There really wasn’t a path out in front of their cabin. Not enough people passed through to wear one down. He went to where he’d found the tread mark and stuck a stick in the ground. He went back to where he’d found the money, knelt, and sighted along the sticks. To his surprise and shock, it pointed unerringly to where he knew the Simmons house was, a few miles away. Shit. Shit-fire, he thought, is it really that easy? Is it really that obvious? Or is it just chance? Did the kidnappers head this way just to throw trackers off? Or ... could it possibly be? Jeezus, sweet jeezus.
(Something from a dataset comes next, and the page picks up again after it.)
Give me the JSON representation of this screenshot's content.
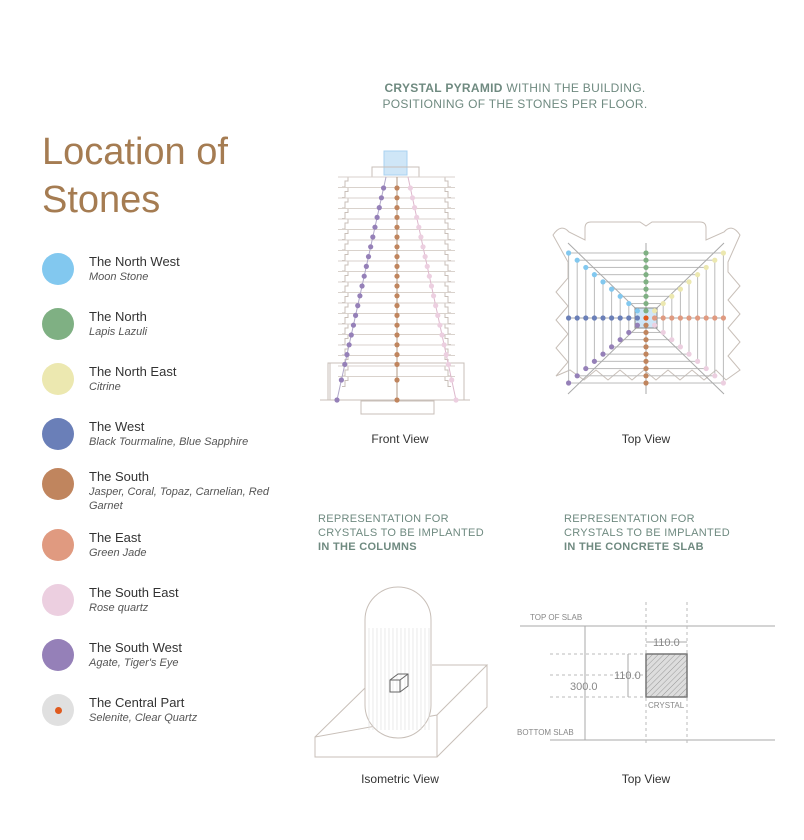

He ran into the house, and stuffed his shirt with beef jerky. He ran back outside, and fed most of it to the dogs. He ran back in, and on impulse grabbed a blanket. He thought about it for a moment, and then fished the M4 carbine out of its hiding place. He checked the clip, and chambered a round, putting one more round in the clip. He’d left Girl and Dylan the automatic and he hadn’t seen it anywhere during his searches of the cabin.

He wanted to carry something that could knock a person down and stop them instantly, although, he preferred the bow. The bow was silent and deadly rather than loud and deadly. The M4 beat the bow on range, though. And probably stopping power. He wrapped the rifle in the blanket, his hand on the trigger. The bow was on his back. He had nine arrows left. He filled his belt with throwing knives, wishing he’d practiced more. On impulse he packed one of his most valuable possessions, a box of matches. Finally, he felt ready.